Despite the remarkable success of large-scale Language Models (LLMs) such as GPT-3, their performances still significantly underperform fine-tuned models in the task of text classification. This is due to (1) the lack of reasoning ability in addressing complex linguistic phenomena (e.g., intensification, contrast, irony etc); (2) limited number of tokens allowed in in-context learning. In this paper, we introduce Clue And Reasoning Prompting (CARP). CARP adopts a progressive reasoning strategy tailored to addressing the complex linguistic phenomena involved in text classification: CARP first prompts LLMs to find superficial clues (e.g., keywords, tones, semantic relations, references, etc), based on which a diagnostic reasoning process is induced for final decisions. To further address the limited-token issue, CARP uses a fine-tuned model on the supervised dataset for NN demonstration search in the in-context learning, allowing the model to take the advantage of both LLM's generalization ability and the task-specific evidence provided by the full labeled dataset. Remarkably, CARP yields new SOTA performances on 4 out of 5 widely-used text-classification benchmarks, 97.39 (+1.24) on SST-2, 96.40 (+0.72) on AGNews, 98.78 (+0.25) on R8 and 96.95 (+0.6) on R52, and a performance comparable to SOTA on MR (92.39 v.s. 93.3). More importantly, we find that CARP delivers impressive abilities on low-resource and domain-adaptation setups. Specifically, using 16 examples per class, CARP achieves comparable performances to supervised models with 1,024 examples per class.
Paper Structure (45 sections, 2 equations, 4 figures, 16 tables)

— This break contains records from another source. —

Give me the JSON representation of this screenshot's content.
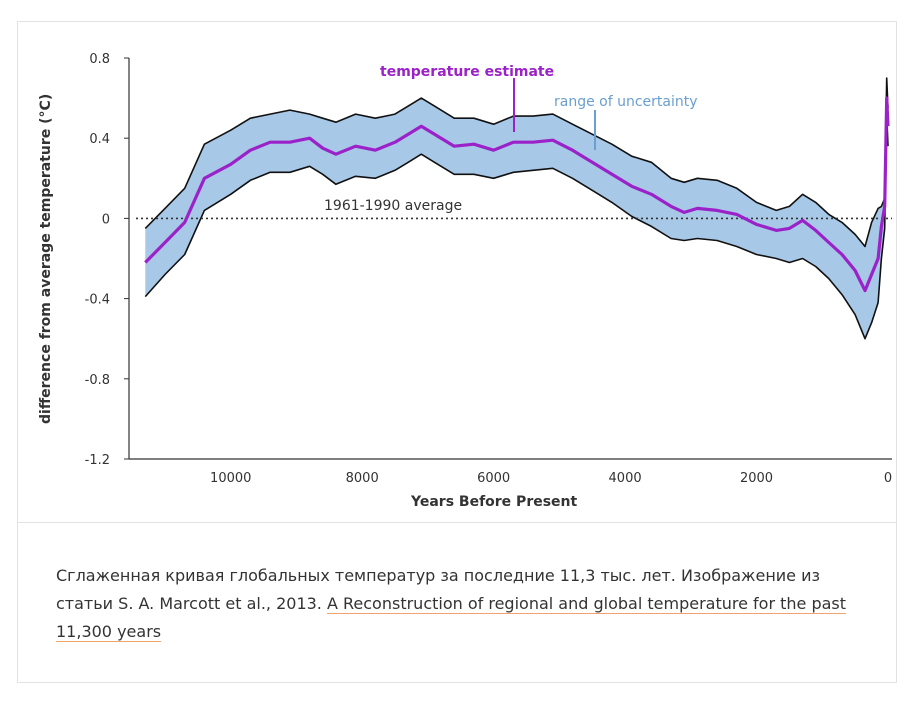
{
  "chart_data": {
    "type": "line",
    "title": "",
    "xlabel": "Years Before Present",
    "ylabel": "difference from average temperature (°C)",
    "xlim": [
      11350,
      0
    ],
    "ylim": [
      -1.2,
      0.8
    ],
    "x_ticks": [
      10000,
      8000,
      6000,
      4000,
      2000,
      0
    ],
    "y_ticks": [
      0.8,
      0.4,
      0,
      -0.4,
      -0.8,
      -1.2
    ],
    "y_tick_labels": [
      "0.8",
      "0.4",
      "0",
      "-0.4",
      "-0.8",
      "-1.2"
    ],
    "colors": {
      "estimate": "#9b22c9",
      "band": "#a8c8e8",
      "band_edge": "#111111",
      "baseline": "#333333"
    },
    "annotations": {
      "estimate_label": "temperature estimate",
      "uncertainty_label": "range of uncertainty",
      "baseline_label": "1961-1990 average"
    },
    "series": [
      {
        "name": "temperature estimate",
        "x": [
          11300,
          11000,
          10700,
          10400,
          10000,
          9700,
          9400,
          9100,
          8800,
          8600,
          8400,
          8100,
          7800,
          7500,
          7300,
          7100,
          6900,
          6600,
          6300,
          6000,
          5700,
          5400,
          5100,
          4800,
          4500,
          4200,
          3900,
          3600,
          3300,
          3100,
          2900,
          2600,
          2300,
          2000,
          1700,
          1500,
          1300,
          1100,
          900,
          700,
          500,
          350,
          250,
          150,
          100,
          50,
          20,
          0
        ],
        "values": [
          -0.22,
          -0.12,
          -0.02,
          0.2,
          0.27,
          0.34,
          0.38,
          0.38,
          0.4,
          0.35,
          0.32,
          0.36,
          0.34,
          0.38,
          0.42,
          0.46,
          0.42,
          0.36,
          0.37,
          0.34,
          0.38,
          0.38,
          0.39,
          0.34,
          0.28,
          0.22,
          0.16,
          0.12,
          0.06,
          0.03,
          0.05,
          0.04,
          0.02,
          -0.03,
          -0.06,
          -0.05,
          -0.01,
          -0.06,
          -0.12,
          -0.18,
          -0.26,
          -0.36,
          -0.28,
          -0.2,
          -0.04,
          0.06,
          0.6,
          0.46
        ]
      },
      {
        "name": "uncertainty upper",
        "x": [
          11300,
          11000,
          10700,
          10400,
          10000,
          9700,
          9400,
          9100,
          8800,
          8600,
          8400,
          8100,
          7800,
          7500,
          7300,
          7100,
          6900,
          6600,
          6300,
          6000,
          5700,
          5400,
          5100,
          4800,
          4500,
          4200,
          3900,
          3600,
          3300,
          3100,
          2900,
          2600,
          2300,
          2000,
          1700,
          1500,
          1300,
          1100,
          900,
          700,
          500,
          350,
          250,
          150,
          100,
          50,
          20,
          0
        ],
        "values": [
          -0.05,
          0.05,
          0.15,
          0.37,
          0.44,
          0.5,
          0.52,
          0.54,
          0.52,
          0.5,
          0.48,
          0.52,
          0.5,
          0.52,
          0.56,
          0.6,
          0.56,
          0.5,
          0.5,
          0.47,
          0.51,
          0.51,
          0.52,
          0.47,
          0.42,
          0.37,
          0.31,
          0.28,
          0.2,
          0.18,
          0.2,
          0.19,
          0.15,
          0.08,
          0.04,
          0.06,
          0.12,
          0.08,
          0.02,
          -0.02,
          -0.08,
          -0.14,
          -0.02,
          0.05,
          0.06,
          0.1,
          0.7,
          0.55
        ]
      },
      {
        "name": "uncertainty lower",
        "x": [
          11300,
          11000,
          10700,
          10400,
          10000,
          9700,
          9400,
          9100,
          8800,
          8600,
          8400,
          8100,
          7800,
          7500,
          7300,
          7100,
          6900,
          6600,
          6300,
          6000,
          5700,
          5400,
          5100,
          4800,
          4500,
          4200,
          3900,
          3600,
          3300,
          3100,
          2900,
          2600,
          2300,
          2000,
          1700,
          1500,
          1300,
          1100,
          900,
          700,
          500,
          350,
          250,
          150,
          100,
          50,
          20,
          0
        ],
        "values": [
          -0.39,
          -0.28,
          -0.18,
          0.04,
          0.12,
          0.19,
          0.23,
          0.23,
          0.26,
          0.22,
          0.17,
          0.21,
          0.2,
          0.24,
          0.28,
          0.32,
          0.28,
          0.22,
          0.22,
          0.2,
          0.23,
          0.24,
          0.25,
          0.2,
          0.14,
          0.08,
          0.01,
          -0.04,
          -0.1,
          -0.11,
          -0.1,
          -0.11,
          -0.14,
          -0.18,
          -0.2,
          -0.22,
          -0.2,
          -0.24,
          -0.3,
          -0.38,
          -0.48,
          -0.6,
          -0.52,
          -0.42,
          -0.2,
          -0.05,
          0.52,
          0.36
        ]
      }
    ]
  },
  "caption": {
    "text": "Сглаженная кривая глобальных температур за последние 11,3 тыс. лет. Изображение из статьи S. A. Marcott et al., 2013. ",
    "link_text": "A Reconstruction of regional and global temperature for the past 11,300 years"
  }
}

This paper contains 45 sections, 2 equations, 4 figures, 16 tables.

Figures (4)

  • Figure 1: Examples of zero-shot prompting methods for the text classification task: (a) represents for the vanilla prompting method; (b) denotes for the Chain-of-Thought (CoT)Kojima2022LargeLM prompting method; c represents for the proposed CARP prompting method.
  • Figure 2: Examples of few-shot ($k$=1) prompting methods for the text classification task: (a) represents for the vanilla prompting method; (b) denotes for the Chain-of-Thought (CoT)Kojima2022LargeLM prompting method; (c) represents for the proposed CARP prompting method.
  • Figure 3: Performances v.s. the number of demonstrations in few-shot prompts.
  • Figure 4: Performances v.s. the number of demonstrations in few-shot prompts for the CARP strategy, where LLMs are first asked to generate evidence, then to reason and at last to generate final results.